Cícera é sócia de Cleinha no salão montado no apartamento 22, que oferece serviços de lavagem, corte, manicure e depilação. O apartamento padrão do Cingapura Goiti tem dois quartos, sala, cozinha e banheiro. A sala virou recepção, um dos quartos é usado para cortar, o outro para depilação. Enquanto aguardava minha vez na sala de espera, ao som de uma versão em português e em ritmo de forró da música “Oh Carol”, escutei um diálogo entre mãe e filha na sala de depilação. “Tem que pagar a moça pra depilar, mãe?”, disse uma voz infantil. “Minha filha, a única coisa que a gente ainda não paga nessa vida é o ar”, respondeu a mãe, desanimada.

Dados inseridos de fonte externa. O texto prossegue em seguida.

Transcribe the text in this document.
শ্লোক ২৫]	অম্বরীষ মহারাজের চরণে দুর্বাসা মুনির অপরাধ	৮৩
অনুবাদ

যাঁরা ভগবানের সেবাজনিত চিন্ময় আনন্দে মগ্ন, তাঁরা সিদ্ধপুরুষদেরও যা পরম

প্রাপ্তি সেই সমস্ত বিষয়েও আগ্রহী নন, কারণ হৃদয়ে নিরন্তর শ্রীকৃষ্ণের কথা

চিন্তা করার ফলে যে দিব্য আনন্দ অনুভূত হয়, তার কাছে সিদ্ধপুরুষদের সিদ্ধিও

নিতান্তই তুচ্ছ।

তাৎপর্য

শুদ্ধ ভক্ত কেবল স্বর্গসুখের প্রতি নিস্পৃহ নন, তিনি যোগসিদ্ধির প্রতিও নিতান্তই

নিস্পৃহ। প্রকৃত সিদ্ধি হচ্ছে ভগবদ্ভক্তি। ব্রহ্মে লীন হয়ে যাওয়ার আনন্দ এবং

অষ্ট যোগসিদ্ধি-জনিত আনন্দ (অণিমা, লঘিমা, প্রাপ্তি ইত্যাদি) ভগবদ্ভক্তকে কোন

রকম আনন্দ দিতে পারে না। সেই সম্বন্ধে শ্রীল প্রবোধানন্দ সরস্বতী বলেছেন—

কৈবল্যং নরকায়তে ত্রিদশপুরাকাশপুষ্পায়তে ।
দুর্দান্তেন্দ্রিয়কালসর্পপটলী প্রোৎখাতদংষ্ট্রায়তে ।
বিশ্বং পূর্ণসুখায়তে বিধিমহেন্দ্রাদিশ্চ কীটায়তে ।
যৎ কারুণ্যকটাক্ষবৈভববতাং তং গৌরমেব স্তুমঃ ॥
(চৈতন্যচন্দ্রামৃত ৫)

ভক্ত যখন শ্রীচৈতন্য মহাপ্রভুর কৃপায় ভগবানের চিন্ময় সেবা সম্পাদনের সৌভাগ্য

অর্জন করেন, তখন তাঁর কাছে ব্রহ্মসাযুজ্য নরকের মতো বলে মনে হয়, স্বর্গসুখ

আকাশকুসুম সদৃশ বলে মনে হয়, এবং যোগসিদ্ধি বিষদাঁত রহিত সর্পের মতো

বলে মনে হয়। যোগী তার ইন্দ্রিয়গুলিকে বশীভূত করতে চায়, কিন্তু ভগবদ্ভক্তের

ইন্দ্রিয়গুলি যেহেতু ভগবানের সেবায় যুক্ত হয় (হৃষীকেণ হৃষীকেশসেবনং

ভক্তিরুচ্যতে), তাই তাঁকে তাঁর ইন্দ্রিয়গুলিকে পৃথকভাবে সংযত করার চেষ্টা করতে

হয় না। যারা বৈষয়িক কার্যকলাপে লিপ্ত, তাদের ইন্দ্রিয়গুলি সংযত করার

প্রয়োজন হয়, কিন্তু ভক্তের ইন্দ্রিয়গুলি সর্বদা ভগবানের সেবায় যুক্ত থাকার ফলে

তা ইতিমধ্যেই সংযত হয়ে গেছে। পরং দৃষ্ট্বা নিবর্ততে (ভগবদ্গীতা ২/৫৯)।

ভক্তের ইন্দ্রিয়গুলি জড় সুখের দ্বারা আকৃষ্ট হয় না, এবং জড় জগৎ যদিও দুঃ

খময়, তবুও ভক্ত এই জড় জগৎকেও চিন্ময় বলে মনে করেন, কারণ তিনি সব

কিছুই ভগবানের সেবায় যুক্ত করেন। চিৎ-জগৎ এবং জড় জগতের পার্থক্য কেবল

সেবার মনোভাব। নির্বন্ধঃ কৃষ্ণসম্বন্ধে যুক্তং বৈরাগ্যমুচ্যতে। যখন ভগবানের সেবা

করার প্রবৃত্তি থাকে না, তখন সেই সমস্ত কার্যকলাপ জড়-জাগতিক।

Lavei e cortei meu cabelo com Cleinha por dez reais, enquanto puxava conversa sobre a construção do Itaquerão. “Por enquanto a vida aqui continua a mesma, mas depois que o estádio estiver pronto, aí sim vai mudar tudo”, afirma a cabelereira. Pergunto se para melhor ou pior. “Ah, vai virar uma zueira de torcedor aqui que não quero nem ver”, reclamou, enquanto dividia minunciosamente meu cabelo para o corte. Se realmente houverem estrangeiros hospedados no Cingapura-Goiti durante a Copa, eles não poderão usufruir do salão, que será desmontado em janeiro de 2013 para que o filho de Cleinha ocupe o apartamento. Ainda assim, a cabeleireira planeja uma reforma no apartamento para a possibilidade de hospedar torcedores durante o evento de 2014.
“Todo mundo quer alugar o apartamento para a Copa, disso não tem dúvida, mas antes tem um monte de coisas que a gente precisa organizar aqui”, diz Eliseu, síndico do Bloco 11. Ele explica que um dos planos dos síndicos é colocar um portão elétrico, para controlar a entrada de quem não for morador. “Mas a gente nem sabe direito quem é morador aqui, precisaria fazer um ‘censo’ mesmo, cadastrar todo mundo, para daí contratar uma administradora e regularizarmos tudo”, explica ele.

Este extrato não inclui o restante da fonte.